Wichtig ist auch noch diese Nicht-Berücksichtungsformulierung:

»Dem Bezug des Kindergeldes sowie Vereinbarungen zum Umgangsrecht kann demgegenüber nur eine indizielle und dem Bestehen eines gemeinsamen Sorgerechts grundsätzlich keine Bedeutung zukommen.«

Die Vorinstanzen hatten ja gerade auf das gemeinsame Sorgerecht abgestellt. Das ist nun hinfällig.
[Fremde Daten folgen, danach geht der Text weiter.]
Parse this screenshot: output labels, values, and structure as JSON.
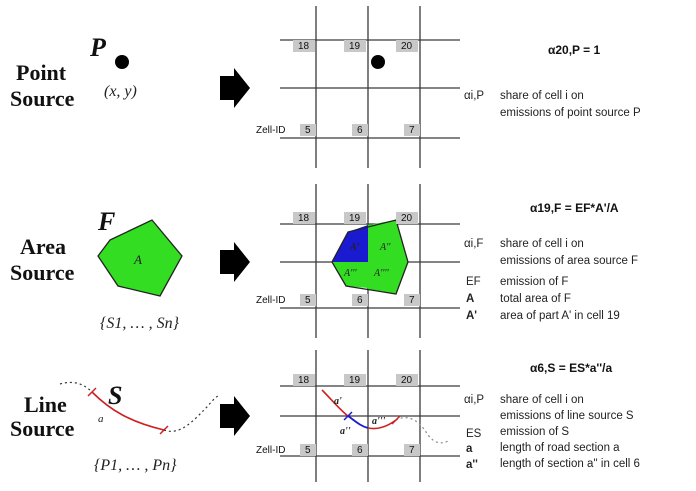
{
  "point_section": {
    "title_line1": "Point",
    "title_line2": "Source",
    "symbol": "P",
    "coords": "(x, y)",
    "cells": [
      "18",
      "19",
      "20"
    ],
    "cells_bottom": [
      "5",
      "6",
      "7"
    ],
    "zell_label": "Zell-ID",
    "formula": "α20,P = 1",
    "legend": [
      {
        "symbol": "αi,P",
        "text": "share of cell i on"
      },
      {
        "symbol": "",
        "text": "emissions of point source P"
      }
    ]
  },
  "area_section": {
    "title_line1": "Area",
    "title_line2": "Source",
    "symbol": "F",
    "area_label": "A",
    "set_label": "{S1, … , Sn}",
    "cells": [
      "18",
      "19",
      "20"
    ],
    "cells_bottom": [
      "5",
      "6",
      "7"
    ],
    "zell_label": "Zell-ID",
    "part_labels": [
      "A'",
      "A''",
      "A'''",
      "A''''"
    ],
    "formula": "α19,F = EF*A'/A",
    "legend": [
      {
        "symbol": "αi,F",
        "text": "share of cell i on"
      },
      {
        "symbol": "",
        "text": "emissions of area source F"
      },
      {
        "symbol": "EF",
        "text": "emission of F"
      },
      {
        "symbol": "A",
        "text": "total area of F"
      },
      {
        "symbol": "A'",
        "text": "area of part A' in cell 19"
      }
    ],
    "colors": {
      "area": "#33dd22",
      "part": "#1a1ad0"
    }
  },
  "line_section": {
    "title_line1": "Line",
    "title_line2": "Source",
    "symbol": "S",
    "segment_label": "a",
    "set_label": "{P1, … , Pn}",
    "cells": [
      "18",
      "19",
      "20"
    ],
    "cells_bottom": [
      "5",
      "6",
      "7"
    ],
    "zell_label": "Zell-ID",
    "part_labels": [
      "a'",
      "a''",
      "a'''"
    ],
    "formula": "α6,S = ES*a''/a",
    "legend": [
      {
        "symbol": "αi,P",
        "text": "share of cell i on"
      },
      {
        "symbol": "",
        "text": "emissions of line source S"
      },
      {
        "symbol": "ES",
        "text": "emission of S"
      },
      {
        "symbol": "a",
        "text": "length of road section a"
      },
      {
        "symbol": "a''",
        "text": "length of section a'' in cell 6"
      }
    ],
    "colors": {
      "road": "#cc2222",
      "part": "#1a1ad0"
    }
  }
}
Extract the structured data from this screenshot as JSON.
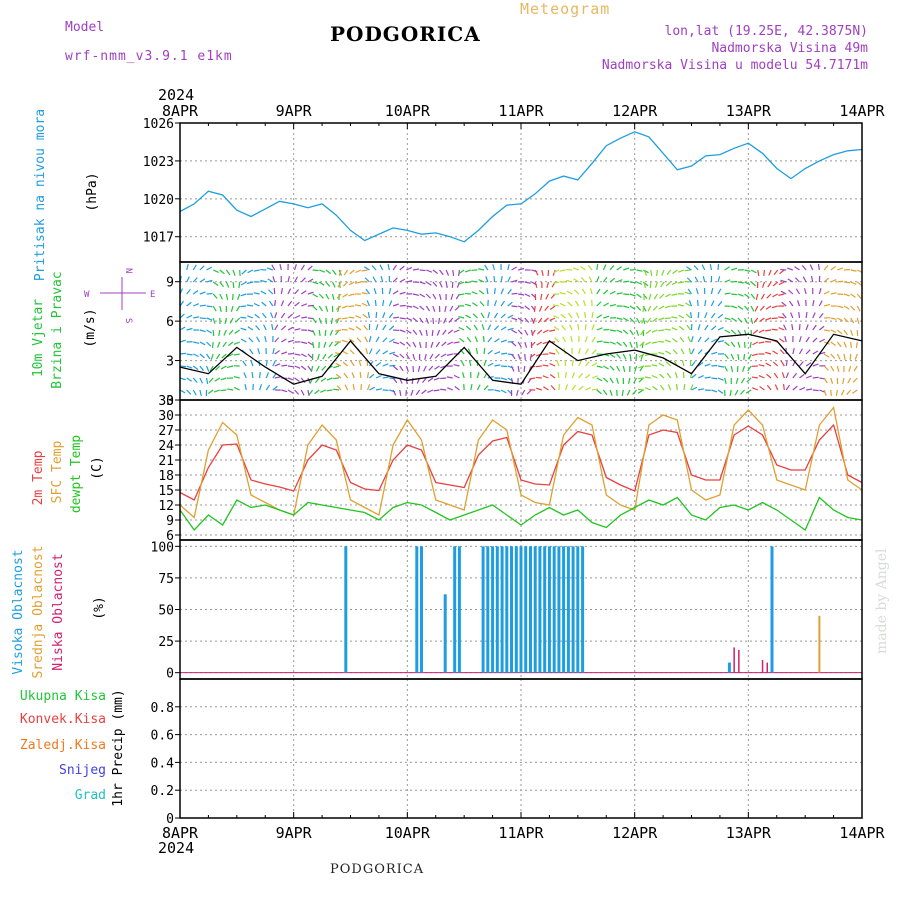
{
  "header": {
    "model_label": "Model",
    "model_value": "wrf-nmm_v3.9.1 e1km",
    "station": "PODGORICA",
    "title": "Meteogram",
    "lonlat": "lon,lat (19.25E, 42.3875N)",
    "elevation": "Nadmorska Visina 49m",
    "model_elevation": "Nadmorska Visina u modelu 54.7171m"
  },
  "footer": {
    "station": "PODGORICA"
  },
  "watermark": "made by Angel",
  "colors": {
    "pressure": "#1e9ee0",
    "wind_green": "#22c43a",
    "wind_purple": "#b040d0",
    "temp2m": "#e84040",
    "sfc": "#e0a030",
    "dewpt": "#22c422",
    "high_cloud": "#1e9ee0",
    "mid_cloud": "#e0a030",
    "low_cloud": "#d02070",
    "total_precip": "#22c43a",
    "conv_precip": "#e84040",
    "frozen_precip": "#f07820",
    "snow": "#4040e0",
    "graupel": "#20c0c0"
  },
  "axes": {
    "year": "2024",
    "days": [
      "8APR",
      "9APR",
      "10APR",
      "11APR",
      "12APR",
      "13APR",
      "14APR"
    ]
  },
  "chart_data": [
    {
      "type": "line",
      "panel": "pressure",
      "ylabel": [
        "Pritisak na nivou mora",
        "(hPa)"
      ],
      "ylim": [
        1015,
        1026
      ],
      "yticks": [
        "1017",
        "1020",
        "1023",
        "1026"
      ],
      "series": [
        {
          "name": "Pritisak na nivou mora",
          "x": [
            0,
            3,
            6,
            9,
            12,
            15,
            18,
            21,
            24,
            27,
            30,
            33,
            36,
            39,
            42,
            45,
            48,
            51,
            54,
            57,
            60,
            63,
            66,
            69,
            72,
            75,
            78,
            81,
            84,
            87,
            90,
            93,
            96,
            99,
            102,
            105,
            108,
            111,
            114,
            117,
            120,
            123,
            126,
            129,
            132,
            135,
            138,
            141,
            144
          ],
          "values": [
            1019.0,
            1019.6,
            1020.6,
            1020.3,
            1019.1,
            1018.6,
            1019.2,
            1019.8,
            1019.6,
            1019.3,
            1019.6,
            1018.7,
            1017.5,
            1016.7,
            1017.2,
            1017.7,
            1017.5,
            1017.2,
            1017.3,
            1017.0,
            1016.6,
            1017.5,
            1018.6,
            1019.5,
            1019.6,
            1020.4,
            1021.4,
            1021.8,
            1021.5,
            1022.8,
            1024.2,
            1024.8,
            1025.3,
            1024.9,
            1023.6,
            1022.3,
            1022.6,
            1023.4,
            1023.5,
            1024.0,
            1024.4,
            1023.6,
            1022.4,
            1021.6,
            1022.4,
            1023.0,
            1023.5,
            1023.8,
            1023.9
          ]
        }
      ]
    },
    {
      "type": "line",
      "panel": "wind",
      "ylabel": [
        "10m Vjetar",
        "Brzina i Pravac",
        "(m/s)"
      ],
      "direction_legend": [
        "N",
        "W",
        "E",
        "S"
      ],
      "ylim": [
        0,
        10.5
      ],
      "yticks": [
        "0",
        "3",
        "6",
        "9"
      ],
      "series": [
        {
          "name": "10m Vjetar",
          "x": [
            0,
            6,
            12,
            18,
            24,
            30,
            36,
            42,
            48,
            54,
            60,
            66,
            72,
            78,
            84,
            90,
            96,
            102,
            108,
            114,
            120,
            126,
            132,
            138,
            144
          ],
          "values": [
            2.5,
            2.0,
            4.0,
            2.5,
            1.2,
            1.8,
            4.5,
            2.0,
            1.5,
            1.8,
            4.0,
            1.5,
            1.2,
            4.5,
            3.0,
            3.5,
            3.8,
            3.2,
            2.0,
            4.8,
            5.0,
            4.5,
            2.0,
            5.0,
            4.5
          ]
        }
      ]
    },
    {
      "type": "line",
      "panel": "temperature",
      "ylabel": [
        "2m Temp",
        "SFC Temp",
        "dewpt Temp",
        "(C)"
      ],
      "ylim": [
        5,
        33
      ],
      "yticks": [
        "6",
        "9",
        "12",
        "15",
        "18",
        "21",
        "24",
        "27",
        "30",
        "33"
      ],
      "series": [
        {
          "name": "2m Temp",
          "x": [
            0,
            3,
            6,
            9,
            12,
            15,
            18,
            21,
            24,
            27,
            30,
            33,
            36,
            39,
            42,
            45,
            48,
            51,
            54,
            57,
            60,
            63,
            66,
            69,
            72,
            75,
            78,
            81,
            84,
            87,
            90,
            93,
            96,
            99,
            102,
            105,
            108,
            111,
            114,
            117,
            120,
            123,
            126,
            129,
            132,
            135,
            138,
            141,
            144
          ],
          "values": [
            14.5,
            13.0,
            19.5,
            24.0,
            24.2,
            17.0,
            16.2,
            15.6,
            14.8,
            21.0,
            24.0,
            23.0,
            16.5,
            15.2,
            14.9,
            21.0,
            24.0,
            23.0,
            16.5,
            16.0,
            15.5,
            22.0,
            24.8,
            25.5,
            17.0,
            16.2,
            16.0,
            24.0,
            26.7,
            26.0,
            17.5,
            16.0,
            14.8,
            26.0,
            27.0,
            26.5,
            18.0,
            17.0,
            17.0,
            26.0,
            27.8,
            26.0,
            20.0,
            19.0,
            19.0,
            25.0,
            28.0,
            18.0,
            16.5
          ]
        },
        {
          "name": "SFC Temp",
          "x": [
            0,
            3,
            6,
            9,
            12,
            15,
            18,
            21,
            24,
            27,
            30,
            33,
            36,
            39,
            42,
            45,
            48,
            51,
            54,
            57,
            60,
            63,
            66,
            69,
            72,
            75,
            78,
            81,
            84,
            87,
            90,
            93,
            96,
            99,
            102,
            105,
            108,
            111,
            114,
            117,
            120,
            123,
            126,
            129,
            132,
            135,
            138,
            141,
            144
          ],
          "values": [
            12.0,
            9.5,
            23.0,
            28.5,
            26.0,
            14.0,
            12.5,
            11.0,
            10.0,
            24.0,
            28.0,
            25.0,
            13.0,
            11.5,
            10.0,
            24.0,
            29.0,
            25.0,
            13.0,
            12.0,
            11.0,
            25.0,
            29.0,
            27.0,
            14.0,
            12.5,
            12.0,
            26.0,
            29.5,
            28.0,
            14.0,
            12.0,
            11.0,
            28.0,
            30.0,
            29.0,
            15.0,
            13.0,
            14.0,
            28.0,
            31.0,
            28.0,
            17.0,
            16.0,
            15.0,
            28.0,
            31.5,
            17.0,
            15.0
          ]
        },
        {
          "name": "dewpt Temp",
          "x": [
            0,
            3,
            6,
            9,
            12,
            15,
            18,
            21,
            24,
            27,
            30,
            33,
            36,
            39,
            42,
            45,
            48,
            51,
            54,
            57,
            60,
            63,
            66,
            69,
            72,
            75,
            78,
            81,
            84,
            87,
            90,
            93,
            96,
            99,
            102,
            105,
            108,
            111,
            114,
            117,
            120,
            123,
            126,
            129,
            132,
            135,
            138,
            141,
            144
          ],
          "values": [
            11.0,
            7.0,
            10.0,
            8.0,
            13.0,
            11.5,
            12.0,
            11.0,
            10.0,
            12.5,
            12.0,
            11.5,
            11.0,
            10.5,
            9.0,
            11.5,
            12.5,
            12.0,
            10.5,
            9.0,
            10.0,
            11.0,
            12.0,
            10.0,
            8.0,
            10.0,
            11.5,
            10.0,
            11.0,
            8.5,
            7.5,
            10.0,
            11.5,
            13.0,
            12.0,
            13.5,
            10.0,
            9.0,
            11.5,
            12.0,
            11.0,
            12.5,
            11.0,
            9.0,
            7.0,
            13.5,
            11.0,
            9.5,
            9.0
          ]
        }
      ]
    },
    {
      "type": "bar",
      "panel": "clouds",
      "ylabel": [
        "Visoka Oblacnost",
        "Srednja Oblacnost",
        "Niska Oblacnost",
        "(%)"
      ],
      "ylim": [
        -5,
        105
      ],
      "yticks": [
        "0",
        "25",
        "50",
        "75",
        "100"
      ],
      "series": [
        {
          "name": "Visoka Oblacnost",
          "x": [
            35,
            50,
            51,
            52,
            55,
            56,
            57,
            58,
            59,
            60,
            61,
            62,
            63,
            64,
            65,
            66,
            67,
            68,
            69,
            70,
            71,
            72,
            73,
            74,
            75,
            76,
            77,
            78,
            79,
            80,
            81,
            82,
            83,
            84,
            85,
            86,
            87,
            88,
            89,
            90,
            91,
            92,
            93,
            94,
            95,
            96,
            97,
            98,
            99,
            100,
            101,
            102,
            103,
            104,
            105,
            106,
            107,
            108,
            109,
            110,
            111,
            112,
            113,
            114,
            115,
            116,
            117,
            118,
            119,
            120,
            121,
            122,
            123,
            124,
            125,
            126,
            127,
            128,
            129,
            130,
            131,
            132,
            133,
            134,
            135,
            136,
            137,
            138,
            139,
            140,
            141,
            142,
            143,
            144
          ],
          "values": [
            100,
            100,
            100,
            0,
            0,
            62,
            0,
            100,
            100,
            0,
            0,
            0,
            0,
            100,
            100,
            100,
            100,
            100,
            100,
            100,
            100,
            100,
            100,
            100,
            100,
            100,
            100,
            100,
            100,
            100,
            100,
            100,
            100,
            100,
            100,
            0,
            0,
            0,
            0,
            0,
            0,
            0,
            0,
            0,
            0,
            0,
            0,
            0,
            0,
            0,
            0,
            0,
            0,
            0,
            0,
            0,
            0,
            0,
            0,
            0,
            0,
            0,
            0,
            0,
            0,
            8,
            0,
            0,
            0,
            0,
            0,
            0,
            0,
            0,
            100,
            0,
            0,
            0,
            0,
            0,
            0,
            0,
            0,
            0,
            0,
            0,
            0,
            0,
            0,
            0,
            0,
            0,
            0,
            0
          ]
        },
        {
          "name": "Srednja Oblacnost",
          "x": [
            135
          ],
          "values": [
            45
          ]
        },
        {
          "name": "Niska Oblacnost",
          "x": [
            117,
            118,
            123,
            124
          ],
          "values": [
            20,
            18,
            10,
            8
          ]
        }
      ]
    },
    {
      "type": "bar",
      "panel": "precip",
      "ylabel": [
        "1hr Precip (mm)"
      ],
      "legend": [
        "Ukupna Kisa",
        "Konvek.Kisa",
        "Zaledj.Kisa",
        "Snijeg",
        "Grad"
      ],
      "ylim": [
        0,
        1.0
      ],
      "yticks": [
        "0",
        "0.2",
        "0.4",
        "0.6",
        "0.8"
      ],
      "series": [
        {
          "name": "Ukupna Kisa",
          "x": [],
          "values": []
        }
      ]
    }
  ]
}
Insofern kann man zusammenfassen, dass die neue Entscheidung Rechtssicherheit (auch mit Ausstrahlungseffekte in andere Rechtsbereiche hinein) schafft: »Wenn ein Elternteil mehr als 60 Prozent der Betreuung übernimmt, lebt das Kind im Sinne des § 1 Abs. 1 Nr. 2 UVG bei diesem Elternteil. Dann kann dieser beim Jugendamt die Bewilligung von Unterhaltsvorschussleistungen beantragen, wenn der andere Elternteil seine Unterhaltszahlungen – wie hier – schuldig bleibt. Liegt der Mitbetreuungsanteil des anderen Elternteils dagegen bei 40 Prozent oder mehr, gibt es keinen Vorschuss«, so dieser Beitrag: Eltern­teil ab mehr als 60 Pro­zent der Bet­reuung „allein­er­zie­hend“. Dort dann auch diese Bilanzierung des Urteils:

»Damit stellte das BVerwG einen rein quantitativ-zeitlichen Maßstab auf. Eine qualitative Bewertung oder Gewichtung einzelner Betreuungsleistungen solle nicht erfolgen.«

Man darf gespannt sein, welche verwaltungspraktischen Folgen sich aus dem Urteil mit der scheinbaren Klarheit ergeben werden, denn wir haben nun einen eindeutigen Schwellenwert, zugleich aber die Aufgabe, in strittigen Fällen eine genaue Bestimmung der Betreuungszeiten vorzunehmen – und man kann sicher sein, dass diese starre Grenze nicht nur entscheidungsvereinfachend wirken (kann), sondern auch entsprechenden Umgehungsstrategien induzieren wird.

Wie dem auch sei, für das Lehrbuch notieren wir: Alleinerziehend ist man (erst), wenn mindestens 60 Prozent der Zeit investiert werden. Die Betroffenen werden aufpassen müssen, dass sie nicht bei 59 Prozent landen, dann gibt es keine Unterhaltsvorschussleistungen mehr.